This repository contains convolutional neural network (CNN) models trained on ImageNet by Marcel Simon at the Computer Vision Group Jena (CVGJ) using the Caffe framework. Each model is in a separate subfolder and contains everything needed to reproduce the results. This repository focuses currently contains the batch-normalization-variants of AlexNet and VGG19 as well as the training code for Residual Networks (Resnet).
No mean subtraction is required for the pre-trained models! We have a batch-normalization layer which basically does the same.
The pre-trained models can be obtained by the download link written in model_download_link.txt
.
If you want to train on your own dataset, simply execute caffe train --solver train.solver --gpu 0 2> train.log
to start the training and write the output to the log file train.log
.
To evaluate the final model, execute caffe train --solver test.solver --gpu 0 2> test.log
.
Single-crop error rates on the validation set of the ILSVRC 2012--16 classification task.
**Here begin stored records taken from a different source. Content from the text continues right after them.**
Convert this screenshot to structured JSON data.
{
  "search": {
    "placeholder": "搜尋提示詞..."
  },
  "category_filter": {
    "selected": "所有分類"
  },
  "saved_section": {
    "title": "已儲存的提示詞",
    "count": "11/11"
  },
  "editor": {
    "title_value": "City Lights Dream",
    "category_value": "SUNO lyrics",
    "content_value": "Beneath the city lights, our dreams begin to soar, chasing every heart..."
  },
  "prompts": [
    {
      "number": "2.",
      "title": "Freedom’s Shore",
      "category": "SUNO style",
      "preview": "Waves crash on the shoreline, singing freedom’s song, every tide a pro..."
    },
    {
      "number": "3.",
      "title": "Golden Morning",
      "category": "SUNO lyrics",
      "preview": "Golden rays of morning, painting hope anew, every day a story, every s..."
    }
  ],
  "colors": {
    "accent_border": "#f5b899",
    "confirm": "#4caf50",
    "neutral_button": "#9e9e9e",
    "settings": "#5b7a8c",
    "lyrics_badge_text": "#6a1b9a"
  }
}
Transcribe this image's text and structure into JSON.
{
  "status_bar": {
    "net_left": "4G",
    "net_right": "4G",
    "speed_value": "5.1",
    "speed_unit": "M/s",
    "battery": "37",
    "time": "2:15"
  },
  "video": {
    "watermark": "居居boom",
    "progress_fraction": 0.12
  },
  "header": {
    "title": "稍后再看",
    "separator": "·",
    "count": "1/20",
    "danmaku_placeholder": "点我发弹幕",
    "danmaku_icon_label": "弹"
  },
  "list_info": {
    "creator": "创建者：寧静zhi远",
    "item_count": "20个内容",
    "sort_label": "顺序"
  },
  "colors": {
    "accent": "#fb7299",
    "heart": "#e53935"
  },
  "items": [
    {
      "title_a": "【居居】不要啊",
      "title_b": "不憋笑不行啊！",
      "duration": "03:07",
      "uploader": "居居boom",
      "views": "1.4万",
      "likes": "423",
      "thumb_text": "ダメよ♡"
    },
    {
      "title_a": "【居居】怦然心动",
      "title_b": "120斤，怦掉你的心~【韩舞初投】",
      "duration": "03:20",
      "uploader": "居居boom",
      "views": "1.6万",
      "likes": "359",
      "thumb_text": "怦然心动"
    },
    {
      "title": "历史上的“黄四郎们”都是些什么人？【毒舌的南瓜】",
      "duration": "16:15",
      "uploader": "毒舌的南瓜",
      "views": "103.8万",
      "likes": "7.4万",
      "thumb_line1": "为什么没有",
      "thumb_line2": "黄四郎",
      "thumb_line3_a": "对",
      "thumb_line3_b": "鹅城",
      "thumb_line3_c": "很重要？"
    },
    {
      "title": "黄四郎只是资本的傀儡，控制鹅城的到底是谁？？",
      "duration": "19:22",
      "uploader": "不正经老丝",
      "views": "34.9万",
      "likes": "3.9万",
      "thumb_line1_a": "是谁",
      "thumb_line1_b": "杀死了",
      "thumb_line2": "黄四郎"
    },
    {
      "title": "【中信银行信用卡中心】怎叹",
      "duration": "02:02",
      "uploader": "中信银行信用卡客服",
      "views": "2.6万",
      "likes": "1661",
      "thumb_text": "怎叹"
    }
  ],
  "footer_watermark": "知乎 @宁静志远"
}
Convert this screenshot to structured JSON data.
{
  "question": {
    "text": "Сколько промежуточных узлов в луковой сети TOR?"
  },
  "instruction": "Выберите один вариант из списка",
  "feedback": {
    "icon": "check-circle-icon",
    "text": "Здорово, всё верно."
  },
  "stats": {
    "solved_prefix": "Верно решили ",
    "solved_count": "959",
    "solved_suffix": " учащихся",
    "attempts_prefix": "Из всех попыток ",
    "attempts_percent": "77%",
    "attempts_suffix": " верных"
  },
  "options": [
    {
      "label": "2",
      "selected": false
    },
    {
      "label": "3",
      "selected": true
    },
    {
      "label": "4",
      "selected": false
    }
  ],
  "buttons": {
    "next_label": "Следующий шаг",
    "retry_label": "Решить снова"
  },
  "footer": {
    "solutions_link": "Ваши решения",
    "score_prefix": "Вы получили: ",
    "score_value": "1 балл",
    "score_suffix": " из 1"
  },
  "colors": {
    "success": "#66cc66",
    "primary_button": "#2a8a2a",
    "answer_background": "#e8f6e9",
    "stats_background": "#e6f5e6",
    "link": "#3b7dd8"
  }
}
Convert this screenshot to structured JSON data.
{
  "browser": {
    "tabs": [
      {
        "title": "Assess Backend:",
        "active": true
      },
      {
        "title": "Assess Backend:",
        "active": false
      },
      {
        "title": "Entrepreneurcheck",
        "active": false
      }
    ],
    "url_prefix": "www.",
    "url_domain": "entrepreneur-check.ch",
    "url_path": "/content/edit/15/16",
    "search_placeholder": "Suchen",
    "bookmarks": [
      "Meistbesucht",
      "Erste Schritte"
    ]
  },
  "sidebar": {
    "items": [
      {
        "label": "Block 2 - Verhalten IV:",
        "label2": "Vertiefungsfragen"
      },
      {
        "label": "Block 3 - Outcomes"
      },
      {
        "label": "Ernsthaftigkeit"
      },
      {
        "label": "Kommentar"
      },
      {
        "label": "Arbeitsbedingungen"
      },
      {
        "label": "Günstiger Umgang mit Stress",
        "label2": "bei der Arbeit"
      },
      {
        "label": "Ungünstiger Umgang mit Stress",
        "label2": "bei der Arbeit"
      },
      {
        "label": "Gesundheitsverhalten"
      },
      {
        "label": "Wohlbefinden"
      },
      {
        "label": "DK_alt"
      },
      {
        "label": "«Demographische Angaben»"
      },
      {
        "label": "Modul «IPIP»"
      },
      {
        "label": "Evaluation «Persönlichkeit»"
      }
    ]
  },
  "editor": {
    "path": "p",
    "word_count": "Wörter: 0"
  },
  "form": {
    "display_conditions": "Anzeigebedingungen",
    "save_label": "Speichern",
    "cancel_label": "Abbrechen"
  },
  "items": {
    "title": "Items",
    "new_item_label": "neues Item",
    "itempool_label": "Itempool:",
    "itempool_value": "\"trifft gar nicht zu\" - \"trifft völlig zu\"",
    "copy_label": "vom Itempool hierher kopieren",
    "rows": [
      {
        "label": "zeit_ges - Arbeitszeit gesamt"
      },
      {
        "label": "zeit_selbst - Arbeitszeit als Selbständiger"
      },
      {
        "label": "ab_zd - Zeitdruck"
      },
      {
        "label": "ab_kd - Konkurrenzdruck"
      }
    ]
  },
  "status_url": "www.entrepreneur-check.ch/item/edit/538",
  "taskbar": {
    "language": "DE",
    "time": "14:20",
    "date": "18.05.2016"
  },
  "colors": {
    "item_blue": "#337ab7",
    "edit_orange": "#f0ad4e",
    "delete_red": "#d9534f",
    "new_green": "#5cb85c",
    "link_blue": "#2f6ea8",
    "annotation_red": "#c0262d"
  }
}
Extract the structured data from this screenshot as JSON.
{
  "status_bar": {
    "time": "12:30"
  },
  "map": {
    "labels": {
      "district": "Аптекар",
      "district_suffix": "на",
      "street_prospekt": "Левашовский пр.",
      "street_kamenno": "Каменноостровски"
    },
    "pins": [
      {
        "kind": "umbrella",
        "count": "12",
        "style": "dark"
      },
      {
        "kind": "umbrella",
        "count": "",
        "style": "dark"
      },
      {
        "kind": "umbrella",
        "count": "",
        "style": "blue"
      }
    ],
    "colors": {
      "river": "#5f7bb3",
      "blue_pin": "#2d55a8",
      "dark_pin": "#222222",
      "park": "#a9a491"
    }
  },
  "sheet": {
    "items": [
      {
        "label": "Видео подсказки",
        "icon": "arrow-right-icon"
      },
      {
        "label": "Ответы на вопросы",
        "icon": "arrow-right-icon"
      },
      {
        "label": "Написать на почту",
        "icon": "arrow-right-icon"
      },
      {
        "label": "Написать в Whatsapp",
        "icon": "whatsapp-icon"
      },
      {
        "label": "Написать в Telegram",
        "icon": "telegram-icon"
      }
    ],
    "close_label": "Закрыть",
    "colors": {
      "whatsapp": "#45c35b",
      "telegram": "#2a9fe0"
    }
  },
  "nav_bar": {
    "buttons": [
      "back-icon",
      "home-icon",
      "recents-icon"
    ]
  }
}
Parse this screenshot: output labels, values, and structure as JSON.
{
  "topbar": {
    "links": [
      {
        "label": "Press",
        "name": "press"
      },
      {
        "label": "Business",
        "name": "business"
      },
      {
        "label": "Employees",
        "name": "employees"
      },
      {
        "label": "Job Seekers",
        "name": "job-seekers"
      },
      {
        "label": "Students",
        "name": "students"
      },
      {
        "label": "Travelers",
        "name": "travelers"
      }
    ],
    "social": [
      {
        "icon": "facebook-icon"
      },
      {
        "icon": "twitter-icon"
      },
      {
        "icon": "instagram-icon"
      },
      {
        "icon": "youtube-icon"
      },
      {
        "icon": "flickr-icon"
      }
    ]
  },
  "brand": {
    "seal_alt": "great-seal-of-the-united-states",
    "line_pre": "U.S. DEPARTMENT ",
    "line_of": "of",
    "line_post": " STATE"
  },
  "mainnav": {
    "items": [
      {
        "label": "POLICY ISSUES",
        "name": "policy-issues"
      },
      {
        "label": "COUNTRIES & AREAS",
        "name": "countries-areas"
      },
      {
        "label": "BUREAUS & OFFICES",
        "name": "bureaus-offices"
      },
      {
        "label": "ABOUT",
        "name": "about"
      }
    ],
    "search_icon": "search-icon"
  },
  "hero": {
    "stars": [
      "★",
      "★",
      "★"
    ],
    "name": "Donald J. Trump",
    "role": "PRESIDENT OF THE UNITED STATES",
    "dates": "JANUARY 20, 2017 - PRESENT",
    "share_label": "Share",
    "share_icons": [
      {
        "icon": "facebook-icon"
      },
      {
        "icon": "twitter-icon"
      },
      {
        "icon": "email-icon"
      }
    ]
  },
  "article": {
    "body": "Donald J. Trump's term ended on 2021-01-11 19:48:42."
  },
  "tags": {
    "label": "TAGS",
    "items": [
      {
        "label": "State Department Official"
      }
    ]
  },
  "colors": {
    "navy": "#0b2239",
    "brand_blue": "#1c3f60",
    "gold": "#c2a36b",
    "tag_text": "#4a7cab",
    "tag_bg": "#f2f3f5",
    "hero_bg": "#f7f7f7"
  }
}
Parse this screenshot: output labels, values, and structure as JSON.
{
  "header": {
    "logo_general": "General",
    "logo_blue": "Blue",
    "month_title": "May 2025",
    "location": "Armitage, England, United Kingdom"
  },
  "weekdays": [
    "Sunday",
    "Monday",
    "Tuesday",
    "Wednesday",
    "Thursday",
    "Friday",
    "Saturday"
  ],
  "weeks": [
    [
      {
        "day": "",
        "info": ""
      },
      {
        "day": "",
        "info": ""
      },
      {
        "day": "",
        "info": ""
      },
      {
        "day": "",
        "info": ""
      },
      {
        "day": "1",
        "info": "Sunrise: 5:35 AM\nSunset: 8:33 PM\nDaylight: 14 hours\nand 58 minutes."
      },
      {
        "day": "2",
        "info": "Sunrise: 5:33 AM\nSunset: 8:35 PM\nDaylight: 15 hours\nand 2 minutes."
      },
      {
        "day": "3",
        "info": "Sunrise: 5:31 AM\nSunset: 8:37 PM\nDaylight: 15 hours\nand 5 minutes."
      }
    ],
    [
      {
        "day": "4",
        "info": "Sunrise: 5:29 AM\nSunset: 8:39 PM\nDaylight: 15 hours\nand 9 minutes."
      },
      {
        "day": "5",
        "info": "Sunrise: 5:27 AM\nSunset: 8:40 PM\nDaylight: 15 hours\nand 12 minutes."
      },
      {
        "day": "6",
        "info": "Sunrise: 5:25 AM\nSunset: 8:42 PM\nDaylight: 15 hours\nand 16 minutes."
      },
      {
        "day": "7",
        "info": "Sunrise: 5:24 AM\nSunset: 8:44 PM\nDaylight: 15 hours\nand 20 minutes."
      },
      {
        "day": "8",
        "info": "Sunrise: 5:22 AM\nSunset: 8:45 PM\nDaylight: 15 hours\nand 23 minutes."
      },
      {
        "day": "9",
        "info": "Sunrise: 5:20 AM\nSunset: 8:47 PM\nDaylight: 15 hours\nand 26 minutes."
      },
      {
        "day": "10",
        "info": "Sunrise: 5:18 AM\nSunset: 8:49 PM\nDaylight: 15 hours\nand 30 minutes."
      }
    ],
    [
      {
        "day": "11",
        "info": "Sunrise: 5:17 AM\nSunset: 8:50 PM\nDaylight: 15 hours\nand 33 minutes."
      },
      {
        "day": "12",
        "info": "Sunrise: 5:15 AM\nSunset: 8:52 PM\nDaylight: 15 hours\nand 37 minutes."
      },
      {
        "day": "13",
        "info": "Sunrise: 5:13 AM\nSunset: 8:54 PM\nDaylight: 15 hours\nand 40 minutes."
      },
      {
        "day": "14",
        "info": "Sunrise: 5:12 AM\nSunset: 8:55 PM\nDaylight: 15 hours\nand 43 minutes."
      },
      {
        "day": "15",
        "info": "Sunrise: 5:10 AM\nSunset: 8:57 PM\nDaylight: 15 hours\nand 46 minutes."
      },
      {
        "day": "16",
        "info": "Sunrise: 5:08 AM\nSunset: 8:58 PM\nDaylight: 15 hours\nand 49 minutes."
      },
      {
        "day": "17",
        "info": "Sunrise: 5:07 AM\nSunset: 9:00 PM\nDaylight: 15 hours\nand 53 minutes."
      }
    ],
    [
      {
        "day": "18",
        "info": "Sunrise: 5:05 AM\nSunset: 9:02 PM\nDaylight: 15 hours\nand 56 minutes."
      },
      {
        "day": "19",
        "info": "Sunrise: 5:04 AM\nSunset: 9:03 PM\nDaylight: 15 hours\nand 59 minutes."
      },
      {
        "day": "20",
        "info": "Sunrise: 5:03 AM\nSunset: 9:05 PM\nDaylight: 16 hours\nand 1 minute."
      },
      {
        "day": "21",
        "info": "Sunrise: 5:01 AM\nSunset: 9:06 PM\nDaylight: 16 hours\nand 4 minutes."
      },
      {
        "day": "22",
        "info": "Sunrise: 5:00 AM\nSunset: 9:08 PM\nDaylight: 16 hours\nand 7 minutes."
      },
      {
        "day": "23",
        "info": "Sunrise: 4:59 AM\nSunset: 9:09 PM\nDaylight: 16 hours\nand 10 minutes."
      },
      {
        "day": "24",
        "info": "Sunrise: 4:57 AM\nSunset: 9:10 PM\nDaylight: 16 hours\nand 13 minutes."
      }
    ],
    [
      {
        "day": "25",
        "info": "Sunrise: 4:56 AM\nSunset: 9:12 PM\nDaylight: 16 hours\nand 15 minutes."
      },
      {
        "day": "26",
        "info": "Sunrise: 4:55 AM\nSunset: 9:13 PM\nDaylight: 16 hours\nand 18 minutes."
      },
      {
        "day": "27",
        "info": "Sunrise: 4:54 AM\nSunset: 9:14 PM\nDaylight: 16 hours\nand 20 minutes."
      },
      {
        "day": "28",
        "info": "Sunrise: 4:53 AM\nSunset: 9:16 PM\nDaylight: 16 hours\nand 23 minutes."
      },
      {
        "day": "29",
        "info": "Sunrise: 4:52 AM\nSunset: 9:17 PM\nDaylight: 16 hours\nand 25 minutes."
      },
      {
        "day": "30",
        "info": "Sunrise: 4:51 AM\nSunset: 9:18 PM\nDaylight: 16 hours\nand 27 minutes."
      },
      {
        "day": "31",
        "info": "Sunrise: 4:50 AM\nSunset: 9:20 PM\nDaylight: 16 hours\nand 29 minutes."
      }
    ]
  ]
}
Model | Top-1 error (vs. original) | Top-5 error (vs. original) |
---|---|---|
AlexNet_cvgj | 39.9% (vs. 42.6%) | 18.1% (vs. 19.6%) |
VGG19_cvgj | 26.9% (vs. 28.7%) | 8.8% (vs. 9.9%) |
ResNet10_cvgj | 36.1% | 14.8% |
ResNet50_cvgj | 24.6% (vs. 24.7%) | 7.6% (vs. 7.8%) |
Please cite the following technical report if our models helped your research:
@article{simon2016cnnmodels,
Author = {Simon, Marcel and Rodner, Erik and Denzler, Joachim},
Journal = {arXiv preprint arXiv:1612.01452},
Title = {ImageNet pre-trained models with batch normalization},
Year = {2016}
}
The report also contains an overview and analysis of the models shown here.